Projected Top Reserves: When Butler moved to center last year, sophomore Cory Dowless started eight games at left guard in his first year on campus. While he made plenty of mistakes, he has the size and now the experience that’ll benefit the second unit.
Like Dowless, guard Sean Allen cracked the starting lineup as a true freshman in 2006, including the Pirate’s bowl game versus USF. A nimble athlete that’s still growing and getting stronger, he’s an important part of the future at East Carolina.
The top reserves at tackle will be redshirt freshmen D.J. Scott and Travis Melvin. While Scott is easily the stronger of the two, Melvin moves like a tight end at 6-6 and 265 pounds. One of the underclassmen better evolve quickly in the summer, in the event Barton isn’t ready or Coffman gets hurt.

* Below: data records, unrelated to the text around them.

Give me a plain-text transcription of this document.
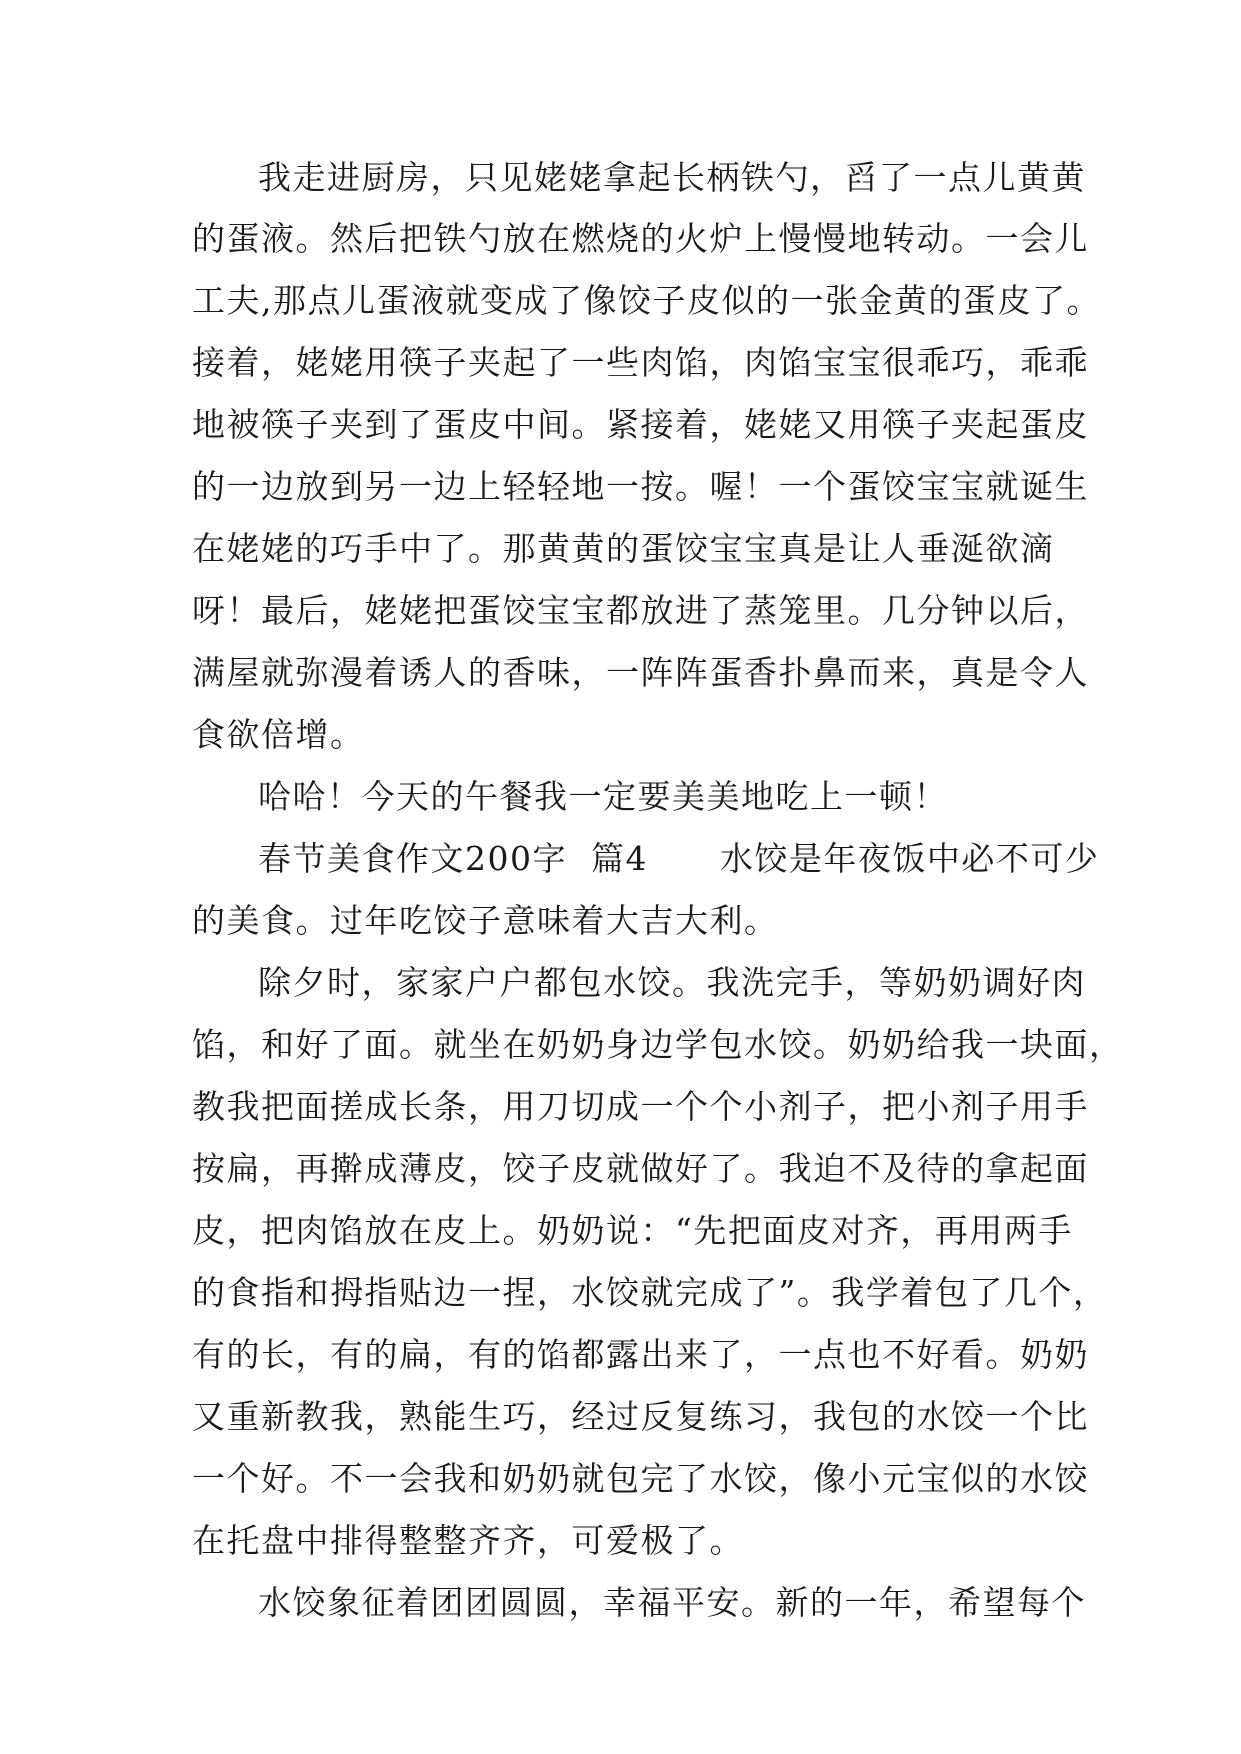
我走进厨房，只见姥姥拿起长柄铁勺，舀了一点儿黄黄
的蛋液。然后把铁勺放在燃烧的火炉上慢慢地转动。一会儿
工夫,那点儿蛋液就变成了像饺子皮似的一张金黄的蛋皮了。
接着，姥姥用筷子夹起了一些肉馅，肉馅宝宝很乖巧，乖乖
地被筷子夹到了蛋皮中间。紧接着，姥姥又用筷子夹起蛋皮
的一边放到另一边上轻轻地一按。喔！一个蛋饺宝宝就诞生
在姥姥的巧手中了。那黄黄的蛋饺宝宝真是让人垂涎欲滴
呀！最后，姥姥把蛋饺宝宝都放进了蒸笼里。几分钟以后，
满屋就弥漫着诱人的香味，一阵阵蛋香扑鼻而来，真是令人
食欲倍增。
哈哈！今天的午餐我一定要美美地吃上一顿！
春节美食作文200字  篇4      水饺是年夜饭中必不可少
的美食。过年吃饺子意味着大吉大利。
除夕时，家家户户都包水饺。我洗完手，等奶奶调好肉
馅，和好了面。就坐在奶奶身边学包水饺。奶奶给我一块面，
教我把面搓成长条，用刀切成一个个小剂子，把小剂子用手
按扁，再擀成薄皮，饺子皮就做好了。我迫不及待的拿起面
皮，把肉馅放在皮上。奶奶说：“先把面皮对齐，再用两手
的食指和拇指贴边一捏，水饺就完成了”。我学着包了几个，
有的长，有的扁，有的馅都露出来了，一点也不好看。奶奶
又重新教我，熟能生巧，经过反复练习，我包的水饺一个比
一个好。不一会我和奶奶就包完了水饺，像小元宝似的水饺
在托盘中排得整整齐齐，可爱极了。
水饺象征着团团圆圆，幸福平安。新的一年，希望每个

Watch Out For… the health and recovery of Terence Campbell. The sophomore was about to become a pillar at left tackle following a terrific freshman year, however, the discovery of a heart ailment has left his future in jeopardy.
Strength: Guard depth. On the second unit is a pair of true sophomores that have already logged starts at guard for the Pirates. Plus, the team’s best blocker, Coffman, started 11 games at the position a year ago.
Weakness: Short yardage blocking. The Pirates were brutal on third-and-short last season, largely because the line couldn’t create a push and allowed way too many plays for negative yardage.
Outlook: Forget the losses of James Pinkney and Aundrae Allison. The play of the line is the offense’s biggest concern in 2007. After Coffman, the unit is below average, and a lack of depth could plague the Pirates all year long.